De fato “há esquecimentos e ficamos no meio do mundo, soltos, imaginando se há alguma forma de salvação. Não fugimos de fabricar fantasias.” e tanta gente é hoje um barco à deriva nos corredores das repartições.
Belo texto.
Parabéns meu querido.
🙂
Perdidos no mundo das coisas, podemos verificar, pasmados, que a felicidade não chega; apesar das promessas alardeantes das propagandas de neon do refrigerante.
O pragamatismo técnico seria, talvez, a saída? Olhar o cotidiano, quem sabe, com as lentes secas e racionais de novas teorias para as novas realidades que se apresentam?!

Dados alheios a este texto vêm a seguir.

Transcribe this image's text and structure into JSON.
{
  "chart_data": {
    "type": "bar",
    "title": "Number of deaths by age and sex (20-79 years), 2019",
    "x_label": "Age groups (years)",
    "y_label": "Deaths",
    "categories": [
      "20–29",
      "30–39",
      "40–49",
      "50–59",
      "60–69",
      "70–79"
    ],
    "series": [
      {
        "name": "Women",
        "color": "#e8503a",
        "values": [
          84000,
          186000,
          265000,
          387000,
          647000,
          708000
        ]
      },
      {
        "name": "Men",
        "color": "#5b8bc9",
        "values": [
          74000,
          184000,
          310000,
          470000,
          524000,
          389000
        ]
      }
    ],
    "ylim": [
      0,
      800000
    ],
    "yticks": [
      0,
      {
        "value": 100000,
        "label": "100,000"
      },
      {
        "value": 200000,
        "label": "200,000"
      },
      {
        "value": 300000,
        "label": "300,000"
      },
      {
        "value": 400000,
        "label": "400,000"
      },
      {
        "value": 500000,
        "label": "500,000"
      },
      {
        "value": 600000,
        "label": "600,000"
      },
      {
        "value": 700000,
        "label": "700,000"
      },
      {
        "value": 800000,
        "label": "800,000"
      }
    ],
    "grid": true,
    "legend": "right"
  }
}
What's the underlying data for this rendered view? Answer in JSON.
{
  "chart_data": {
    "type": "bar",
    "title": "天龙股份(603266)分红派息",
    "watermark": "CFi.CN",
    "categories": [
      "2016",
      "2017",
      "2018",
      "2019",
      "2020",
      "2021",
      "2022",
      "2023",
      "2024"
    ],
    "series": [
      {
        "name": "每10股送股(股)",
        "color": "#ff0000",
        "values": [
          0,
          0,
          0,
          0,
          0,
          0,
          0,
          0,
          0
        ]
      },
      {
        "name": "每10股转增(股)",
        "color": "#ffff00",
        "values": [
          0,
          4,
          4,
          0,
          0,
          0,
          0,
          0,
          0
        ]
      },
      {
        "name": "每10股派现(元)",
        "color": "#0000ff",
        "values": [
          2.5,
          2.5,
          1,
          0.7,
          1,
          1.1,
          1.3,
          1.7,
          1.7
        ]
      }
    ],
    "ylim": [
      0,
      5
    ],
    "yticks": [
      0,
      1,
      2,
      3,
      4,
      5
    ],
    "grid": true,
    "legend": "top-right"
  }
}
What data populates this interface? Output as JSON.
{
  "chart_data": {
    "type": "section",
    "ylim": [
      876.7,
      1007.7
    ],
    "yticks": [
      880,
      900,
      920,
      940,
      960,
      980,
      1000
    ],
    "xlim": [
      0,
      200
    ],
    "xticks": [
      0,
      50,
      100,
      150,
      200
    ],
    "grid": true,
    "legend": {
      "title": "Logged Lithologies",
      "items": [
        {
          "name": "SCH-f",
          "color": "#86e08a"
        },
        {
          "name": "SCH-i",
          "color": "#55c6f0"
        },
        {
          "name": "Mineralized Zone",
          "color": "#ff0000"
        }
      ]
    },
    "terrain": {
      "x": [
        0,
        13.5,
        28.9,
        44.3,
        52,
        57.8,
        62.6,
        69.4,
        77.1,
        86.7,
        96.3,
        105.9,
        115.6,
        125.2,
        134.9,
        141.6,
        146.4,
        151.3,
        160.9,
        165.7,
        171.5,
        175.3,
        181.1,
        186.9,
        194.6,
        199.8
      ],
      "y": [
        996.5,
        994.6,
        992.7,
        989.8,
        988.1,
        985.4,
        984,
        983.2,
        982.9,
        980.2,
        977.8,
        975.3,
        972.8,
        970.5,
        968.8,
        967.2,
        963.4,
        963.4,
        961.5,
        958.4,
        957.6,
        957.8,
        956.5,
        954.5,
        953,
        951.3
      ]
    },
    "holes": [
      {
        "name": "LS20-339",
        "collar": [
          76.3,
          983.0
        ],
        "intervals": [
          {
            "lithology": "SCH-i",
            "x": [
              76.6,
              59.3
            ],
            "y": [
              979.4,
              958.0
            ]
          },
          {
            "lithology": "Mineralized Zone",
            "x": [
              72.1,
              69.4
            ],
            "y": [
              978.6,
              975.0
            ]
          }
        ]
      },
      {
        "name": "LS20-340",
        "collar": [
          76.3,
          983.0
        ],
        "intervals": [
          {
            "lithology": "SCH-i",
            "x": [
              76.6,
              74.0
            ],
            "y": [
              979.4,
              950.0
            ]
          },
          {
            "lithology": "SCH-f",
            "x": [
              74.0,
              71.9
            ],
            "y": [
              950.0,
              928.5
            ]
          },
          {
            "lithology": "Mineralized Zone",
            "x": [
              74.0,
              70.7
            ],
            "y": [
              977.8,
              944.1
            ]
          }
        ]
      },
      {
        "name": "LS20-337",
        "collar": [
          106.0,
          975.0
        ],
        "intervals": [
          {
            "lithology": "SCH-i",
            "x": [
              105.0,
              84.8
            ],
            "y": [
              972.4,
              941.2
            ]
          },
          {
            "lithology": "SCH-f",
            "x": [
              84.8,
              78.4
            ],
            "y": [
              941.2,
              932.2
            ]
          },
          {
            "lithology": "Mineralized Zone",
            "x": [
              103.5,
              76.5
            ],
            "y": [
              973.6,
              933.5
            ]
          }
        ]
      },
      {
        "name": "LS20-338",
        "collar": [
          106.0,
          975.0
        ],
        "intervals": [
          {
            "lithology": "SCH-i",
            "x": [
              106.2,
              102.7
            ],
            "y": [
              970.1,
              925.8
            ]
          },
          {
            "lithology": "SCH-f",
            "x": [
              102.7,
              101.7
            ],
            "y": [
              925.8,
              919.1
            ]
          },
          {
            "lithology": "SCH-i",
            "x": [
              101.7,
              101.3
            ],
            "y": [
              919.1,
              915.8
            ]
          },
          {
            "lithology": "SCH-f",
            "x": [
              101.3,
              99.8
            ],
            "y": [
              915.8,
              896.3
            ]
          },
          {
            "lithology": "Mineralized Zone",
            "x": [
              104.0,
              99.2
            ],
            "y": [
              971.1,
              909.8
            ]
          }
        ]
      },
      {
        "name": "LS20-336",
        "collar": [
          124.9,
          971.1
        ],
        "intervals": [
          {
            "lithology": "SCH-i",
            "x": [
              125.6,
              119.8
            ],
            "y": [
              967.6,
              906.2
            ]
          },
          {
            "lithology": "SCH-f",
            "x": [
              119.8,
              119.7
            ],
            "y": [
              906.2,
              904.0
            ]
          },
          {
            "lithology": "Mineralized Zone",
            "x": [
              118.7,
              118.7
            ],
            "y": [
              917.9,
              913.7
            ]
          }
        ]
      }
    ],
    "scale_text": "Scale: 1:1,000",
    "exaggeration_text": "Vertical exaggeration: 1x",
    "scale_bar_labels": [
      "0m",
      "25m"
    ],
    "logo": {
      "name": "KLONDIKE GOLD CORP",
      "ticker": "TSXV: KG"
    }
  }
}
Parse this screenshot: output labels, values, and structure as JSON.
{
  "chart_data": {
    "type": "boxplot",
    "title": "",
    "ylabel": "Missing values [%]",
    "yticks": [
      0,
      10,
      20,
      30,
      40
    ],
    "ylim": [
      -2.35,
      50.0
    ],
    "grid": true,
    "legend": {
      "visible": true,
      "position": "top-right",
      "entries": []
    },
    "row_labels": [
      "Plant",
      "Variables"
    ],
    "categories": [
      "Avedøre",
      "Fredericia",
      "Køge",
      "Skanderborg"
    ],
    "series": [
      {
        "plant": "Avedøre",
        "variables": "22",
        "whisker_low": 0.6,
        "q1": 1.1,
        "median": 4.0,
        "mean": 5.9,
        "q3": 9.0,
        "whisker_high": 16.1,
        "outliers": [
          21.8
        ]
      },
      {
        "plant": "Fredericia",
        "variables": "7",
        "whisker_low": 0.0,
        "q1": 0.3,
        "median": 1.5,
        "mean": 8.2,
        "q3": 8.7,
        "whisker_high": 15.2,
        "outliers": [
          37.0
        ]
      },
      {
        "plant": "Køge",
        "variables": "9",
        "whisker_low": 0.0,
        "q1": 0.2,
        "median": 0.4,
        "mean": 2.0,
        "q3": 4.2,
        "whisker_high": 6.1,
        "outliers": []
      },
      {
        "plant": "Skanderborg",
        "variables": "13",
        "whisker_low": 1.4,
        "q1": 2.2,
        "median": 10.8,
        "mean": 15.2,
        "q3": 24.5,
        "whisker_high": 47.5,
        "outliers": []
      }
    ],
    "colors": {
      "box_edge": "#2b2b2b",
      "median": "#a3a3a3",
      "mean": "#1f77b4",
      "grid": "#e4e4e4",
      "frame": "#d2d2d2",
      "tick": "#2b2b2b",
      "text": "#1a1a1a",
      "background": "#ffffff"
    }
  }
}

Não sei… nada me tira da cabeça que a salvação chegará por meio do que alguns podem chamar de fantasia: perturbar o conformismo com a estranha arte de tentar explicar a realidade com revolucinárias teorias divergentes da maioria. Seremos salvos pela criatividade.
Karem
Espero que esteja bem. Temos que descansar, para pensar e sentir as coisas. Ser professor não É escravidão.
grande abraço
antonio
Raquel
A vida é mesmo cheia de idas e vindas. Temos que ativar as reflexões. Elas nos ajudam, mas as inquietudes são frequentes.
abs
antonio
A Universidade com sua produtividade se tornou um ambiente de burocracia e pragmatismo. Infelizmente, já não representa o seu principal papel crítico-edificante na formação de quadros. Se quisermos fazer o diferente, fugir do comum, temos de nos isolarmos.
A ‘Academia’ representa a imensa crise que vivemos: a produtividade a serviço da morte do pensamento.
Só tento imaginar Nietzsche neste anbiente de rebanho que se tornou a Universidade.
ambiente*. E ainda pode piorar.
Franz
Não podemos nos isolar. Realmente, a universidade se burocartizou muito. Isso é pessimo, mas existem espaços de crítica.